Later that day, Kline confronted Miller and asked why he wanted to remove their pronouns from the article. Cara Hetland, who hired and supervised Kline as SDPB’s director of journalism content, interjected that the third–person plural pronouns could confuse older audience members, according to Kline. The article ran as originally written with Kline’s pronouns.

Kline described their reaction to the exchange in their April 18 Twitter thread: “But through this very first day on the job, it was just glaringly evident to me that personal bias clouds judgment in this workplace.” 

In January 2022, Hetland told Kline in a quarterly review that they had nothing to improve upon in their performance, Kline said. But during the meeting in which Kline was fired, Hetland pointed to Kline’s retweet of a Dec. 1, 2021, tweet by an NPR journalist as an example of inappropriate social media use. 

The tweet, posted by NPR journalist Natalie Escobar and referring to the Supreme Court’s hearing in the Mississippi abortion law that day, featured a picture of a sign with text stating “women are not the only people who get abortions.” 

SDPB’s communications team had encouraged Kline to create a public Twitter account and share their experiences in South Dakota, Kline noted in their Twitter thread. “But, bc [because] I am trans I have been verbally harassed. When I have shared this, the director of journalism content tells me I have lost credibility. That I am not objective.” 

Kline’s termination echoes the firing of Lewis Wallace, a trans independent journalist who went public with his account of being fired by Marketplace in 2017. That termination followed Wallace’s decision to publish a Medium post declaring the death of traditional objectivity in journalism. 

“The gist of it was more or less exactly what Stel’s tweets are about, which is that neutrality isn’t real, that it generally is just a representation of the standpoint of the powerful,” Wallace said in an interview with Current. “Basically my point was, journalists should stand up, and objectivity is acting as a kind of false obstacle. That’s not really winning the kind of trust that we think it is, but it also isn’t winning us the safety and inclusivity that we need in order to continue to thrive.”

This article has been revised to remove a reference to transgender identification and correct references to pronouns.

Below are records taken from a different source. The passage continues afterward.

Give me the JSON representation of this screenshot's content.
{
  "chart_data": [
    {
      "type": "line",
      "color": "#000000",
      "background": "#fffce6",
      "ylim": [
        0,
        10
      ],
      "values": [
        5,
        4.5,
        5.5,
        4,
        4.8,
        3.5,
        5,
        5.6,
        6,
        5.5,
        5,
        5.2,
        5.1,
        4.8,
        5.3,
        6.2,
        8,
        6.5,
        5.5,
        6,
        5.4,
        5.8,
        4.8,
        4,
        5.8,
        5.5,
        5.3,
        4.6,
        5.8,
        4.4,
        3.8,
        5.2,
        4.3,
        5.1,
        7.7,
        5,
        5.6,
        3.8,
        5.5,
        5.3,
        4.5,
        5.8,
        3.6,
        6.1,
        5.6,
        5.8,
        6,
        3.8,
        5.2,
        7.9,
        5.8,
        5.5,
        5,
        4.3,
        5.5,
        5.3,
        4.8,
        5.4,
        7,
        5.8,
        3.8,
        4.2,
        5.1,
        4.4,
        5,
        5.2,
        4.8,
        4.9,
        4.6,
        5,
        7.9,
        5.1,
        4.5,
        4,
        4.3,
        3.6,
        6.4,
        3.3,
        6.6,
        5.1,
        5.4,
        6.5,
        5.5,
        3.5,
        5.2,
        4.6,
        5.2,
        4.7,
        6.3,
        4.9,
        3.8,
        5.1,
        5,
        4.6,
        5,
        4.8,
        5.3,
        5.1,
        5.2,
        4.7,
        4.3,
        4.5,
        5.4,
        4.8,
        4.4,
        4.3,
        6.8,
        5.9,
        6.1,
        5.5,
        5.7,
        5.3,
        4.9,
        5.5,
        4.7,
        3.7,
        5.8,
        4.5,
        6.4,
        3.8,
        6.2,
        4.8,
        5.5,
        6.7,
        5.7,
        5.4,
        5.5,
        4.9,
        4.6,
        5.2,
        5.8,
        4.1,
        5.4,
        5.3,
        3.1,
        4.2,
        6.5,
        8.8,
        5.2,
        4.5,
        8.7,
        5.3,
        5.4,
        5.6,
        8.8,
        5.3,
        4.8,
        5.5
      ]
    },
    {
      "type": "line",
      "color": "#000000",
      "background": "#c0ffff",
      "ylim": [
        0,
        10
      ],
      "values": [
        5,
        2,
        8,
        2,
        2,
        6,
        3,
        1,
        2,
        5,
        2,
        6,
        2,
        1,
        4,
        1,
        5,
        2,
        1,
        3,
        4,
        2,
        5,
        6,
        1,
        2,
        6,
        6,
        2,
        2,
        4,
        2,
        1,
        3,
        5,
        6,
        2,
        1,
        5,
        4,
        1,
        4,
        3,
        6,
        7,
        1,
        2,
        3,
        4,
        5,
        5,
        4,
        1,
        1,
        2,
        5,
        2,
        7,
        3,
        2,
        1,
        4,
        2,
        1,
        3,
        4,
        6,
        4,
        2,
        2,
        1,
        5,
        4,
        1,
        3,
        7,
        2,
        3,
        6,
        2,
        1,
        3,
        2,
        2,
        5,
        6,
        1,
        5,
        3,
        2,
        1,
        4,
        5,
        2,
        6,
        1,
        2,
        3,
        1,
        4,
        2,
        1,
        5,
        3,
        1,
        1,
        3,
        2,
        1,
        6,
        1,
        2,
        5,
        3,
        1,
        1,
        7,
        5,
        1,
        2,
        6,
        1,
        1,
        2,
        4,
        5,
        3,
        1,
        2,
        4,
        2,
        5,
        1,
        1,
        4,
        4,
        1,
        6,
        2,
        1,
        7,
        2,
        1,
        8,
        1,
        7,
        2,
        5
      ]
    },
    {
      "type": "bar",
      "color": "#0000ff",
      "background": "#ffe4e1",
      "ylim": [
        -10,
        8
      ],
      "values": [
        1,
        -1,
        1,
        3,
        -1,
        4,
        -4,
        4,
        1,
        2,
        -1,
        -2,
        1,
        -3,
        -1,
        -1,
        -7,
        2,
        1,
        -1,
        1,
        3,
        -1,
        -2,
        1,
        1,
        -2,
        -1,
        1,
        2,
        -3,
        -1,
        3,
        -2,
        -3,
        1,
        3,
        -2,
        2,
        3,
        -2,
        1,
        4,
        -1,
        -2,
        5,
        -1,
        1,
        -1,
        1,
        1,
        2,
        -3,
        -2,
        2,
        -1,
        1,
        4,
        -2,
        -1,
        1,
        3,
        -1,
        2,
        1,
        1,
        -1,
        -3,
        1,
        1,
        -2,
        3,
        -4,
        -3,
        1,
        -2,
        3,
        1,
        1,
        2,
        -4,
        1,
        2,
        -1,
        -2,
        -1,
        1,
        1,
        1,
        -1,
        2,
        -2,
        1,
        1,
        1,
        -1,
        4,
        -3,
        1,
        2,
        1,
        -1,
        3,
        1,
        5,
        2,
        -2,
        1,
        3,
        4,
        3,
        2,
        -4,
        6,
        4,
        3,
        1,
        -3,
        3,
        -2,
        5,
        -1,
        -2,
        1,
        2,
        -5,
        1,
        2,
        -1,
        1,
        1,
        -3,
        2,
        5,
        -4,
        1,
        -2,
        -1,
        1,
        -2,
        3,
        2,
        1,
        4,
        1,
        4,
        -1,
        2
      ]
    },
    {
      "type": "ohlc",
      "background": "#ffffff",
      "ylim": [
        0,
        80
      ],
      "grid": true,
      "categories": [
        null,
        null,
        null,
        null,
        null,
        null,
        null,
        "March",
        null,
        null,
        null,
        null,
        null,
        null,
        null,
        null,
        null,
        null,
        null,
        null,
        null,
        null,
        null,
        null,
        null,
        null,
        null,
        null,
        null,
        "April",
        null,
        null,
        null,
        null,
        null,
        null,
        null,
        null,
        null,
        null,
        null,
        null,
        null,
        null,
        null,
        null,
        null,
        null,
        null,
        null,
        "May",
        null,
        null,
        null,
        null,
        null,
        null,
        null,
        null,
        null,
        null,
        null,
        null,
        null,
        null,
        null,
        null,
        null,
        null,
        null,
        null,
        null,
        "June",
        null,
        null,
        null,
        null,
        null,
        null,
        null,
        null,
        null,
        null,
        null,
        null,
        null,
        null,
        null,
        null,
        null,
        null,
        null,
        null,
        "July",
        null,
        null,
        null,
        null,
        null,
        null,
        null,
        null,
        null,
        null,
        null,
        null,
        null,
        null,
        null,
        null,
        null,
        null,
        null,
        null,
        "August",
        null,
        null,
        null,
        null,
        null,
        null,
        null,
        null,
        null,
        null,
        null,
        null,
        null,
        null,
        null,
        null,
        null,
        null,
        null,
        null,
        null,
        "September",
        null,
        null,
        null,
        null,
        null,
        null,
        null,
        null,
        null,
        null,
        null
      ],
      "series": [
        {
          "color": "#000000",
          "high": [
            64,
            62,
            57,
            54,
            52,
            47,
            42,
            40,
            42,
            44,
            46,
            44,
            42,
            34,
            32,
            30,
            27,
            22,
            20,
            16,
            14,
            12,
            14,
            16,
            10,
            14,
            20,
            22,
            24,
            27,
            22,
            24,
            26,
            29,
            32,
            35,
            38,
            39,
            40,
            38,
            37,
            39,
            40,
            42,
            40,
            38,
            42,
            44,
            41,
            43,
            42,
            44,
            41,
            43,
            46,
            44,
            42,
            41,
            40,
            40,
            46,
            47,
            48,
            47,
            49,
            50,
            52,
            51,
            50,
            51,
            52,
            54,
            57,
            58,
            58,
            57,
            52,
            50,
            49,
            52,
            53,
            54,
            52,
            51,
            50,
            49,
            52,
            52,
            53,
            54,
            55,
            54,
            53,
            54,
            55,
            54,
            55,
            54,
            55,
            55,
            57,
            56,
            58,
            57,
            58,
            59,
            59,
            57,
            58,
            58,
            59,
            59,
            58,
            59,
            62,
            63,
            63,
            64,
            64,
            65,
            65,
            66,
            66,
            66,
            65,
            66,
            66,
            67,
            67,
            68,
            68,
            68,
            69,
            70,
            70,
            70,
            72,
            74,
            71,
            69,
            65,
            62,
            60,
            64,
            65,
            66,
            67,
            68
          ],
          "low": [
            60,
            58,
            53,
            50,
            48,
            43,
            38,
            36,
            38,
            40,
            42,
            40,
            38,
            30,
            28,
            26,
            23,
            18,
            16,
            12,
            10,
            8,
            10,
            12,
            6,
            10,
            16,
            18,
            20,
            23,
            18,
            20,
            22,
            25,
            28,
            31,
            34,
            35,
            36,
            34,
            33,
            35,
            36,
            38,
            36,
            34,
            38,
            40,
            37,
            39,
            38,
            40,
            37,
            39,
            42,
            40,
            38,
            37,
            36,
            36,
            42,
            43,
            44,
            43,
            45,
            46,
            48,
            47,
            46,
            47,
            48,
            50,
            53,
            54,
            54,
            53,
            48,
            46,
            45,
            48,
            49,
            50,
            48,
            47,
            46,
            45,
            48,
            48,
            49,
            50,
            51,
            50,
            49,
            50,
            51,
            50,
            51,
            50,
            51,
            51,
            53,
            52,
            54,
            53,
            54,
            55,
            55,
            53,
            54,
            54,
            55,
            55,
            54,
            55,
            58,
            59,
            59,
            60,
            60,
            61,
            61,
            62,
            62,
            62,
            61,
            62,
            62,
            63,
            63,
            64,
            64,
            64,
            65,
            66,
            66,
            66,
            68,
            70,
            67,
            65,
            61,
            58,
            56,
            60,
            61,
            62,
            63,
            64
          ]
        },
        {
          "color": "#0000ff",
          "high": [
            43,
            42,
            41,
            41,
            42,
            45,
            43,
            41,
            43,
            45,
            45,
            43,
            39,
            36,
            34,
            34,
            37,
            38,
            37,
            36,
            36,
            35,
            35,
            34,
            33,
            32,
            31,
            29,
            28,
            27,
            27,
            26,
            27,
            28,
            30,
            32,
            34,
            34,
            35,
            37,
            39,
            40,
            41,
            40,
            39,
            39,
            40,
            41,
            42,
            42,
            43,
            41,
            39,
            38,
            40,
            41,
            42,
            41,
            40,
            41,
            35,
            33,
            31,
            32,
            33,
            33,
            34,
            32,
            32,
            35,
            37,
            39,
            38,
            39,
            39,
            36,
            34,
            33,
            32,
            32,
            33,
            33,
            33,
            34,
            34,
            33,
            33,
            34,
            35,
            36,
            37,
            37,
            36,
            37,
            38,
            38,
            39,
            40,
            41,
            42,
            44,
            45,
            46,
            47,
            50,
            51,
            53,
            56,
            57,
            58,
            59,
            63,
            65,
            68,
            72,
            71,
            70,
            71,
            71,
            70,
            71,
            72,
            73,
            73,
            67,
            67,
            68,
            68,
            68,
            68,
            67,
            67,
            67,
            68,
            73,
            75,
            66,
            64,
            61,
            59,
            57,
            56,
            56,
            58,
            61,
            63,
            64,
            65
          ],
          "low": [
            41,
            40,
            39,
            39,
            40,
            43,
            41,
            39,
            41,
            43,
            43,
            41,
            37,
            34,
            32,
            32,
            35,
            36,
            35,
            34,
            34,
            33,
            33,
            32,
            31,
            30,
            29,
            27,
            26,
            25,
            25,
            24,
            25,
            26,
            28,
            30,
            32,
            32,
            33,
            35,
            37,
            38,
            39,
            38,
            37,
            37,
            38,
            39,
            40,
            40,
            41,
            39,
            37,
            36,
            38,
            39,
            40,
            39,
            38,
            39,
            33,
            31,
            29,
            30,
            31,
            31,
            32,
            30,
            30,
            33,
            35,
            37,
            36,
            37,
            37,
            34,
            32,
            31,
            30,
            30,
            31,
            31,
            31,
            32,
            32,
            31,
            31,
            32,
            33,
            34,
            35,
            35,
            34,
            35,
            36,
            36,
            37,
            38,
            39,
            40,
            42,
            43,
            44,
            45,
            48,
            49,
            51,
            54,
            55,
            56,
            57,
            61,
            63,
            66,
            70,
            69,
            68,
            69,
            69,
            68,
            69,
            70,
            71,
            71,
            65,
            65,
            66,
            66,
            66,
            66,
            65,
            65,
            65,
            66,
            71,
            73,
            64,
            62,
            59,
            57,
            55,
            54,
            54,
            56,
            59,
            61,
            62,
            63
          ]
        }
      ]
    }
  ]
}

3 thoughts on “Host fired by South Dakota Public Broadcasting appeals dismissal

  1. I remember when quadrophonic was touted as revolutionary and the sedgeway was going to be the wave of the future.

    If transgender individuals wish to be recognized as such- and why wouldn’t they?- proper accommodations should and must be made as regard equal access and opportunity.

    I draw the line at pronouns. Some may see an inconsistency, as I have no problem referring to a lesbian’s spouse as her wife, nor a gay man’s spouse as his husband but.

    Out of respect and/or because, depending on the context, it’s not (for me) a fight worth fighting , I may choose to learn and use transgender-defined pronouns , but, generally speaking, I don’t understand why someone who was born in a male’s body who identifies as female would have a problem being referred to as a female and why someone born a biological female who identifies as male would have a problem with my referring to him as a male.

    I’m happy to call Intersex individuals, intersex and reserve the plural pronouns for them, if they want to be know for their anatomy but I’m not very sympathetic to gender fluidity and the permissions that affords for those who simply want to take advantage of norms that seemed to serve most until some decided they wanted to hold language (and the well-meaning people who have been taught to use it with reasonable precision) hostage in the name of promoting equality or, perhaps, more accurately, some other agenda..

  2. It’s hard to read this and not come away with the strong impression that SDPB is a horrible, hateful place to work.

    The prejudice against trans people is bad enough, but to hire someone, have them move from freakin’ Baltimore to South Dakota, and then fire them after six months over the flimsiest and most transparently illegal reasons? That tells the whole world your company is an awful place to work, and nobody should ever even apply for jobs there….much less accept them.

    It is, to use the current parlance, a truly “dick move” by SDPB.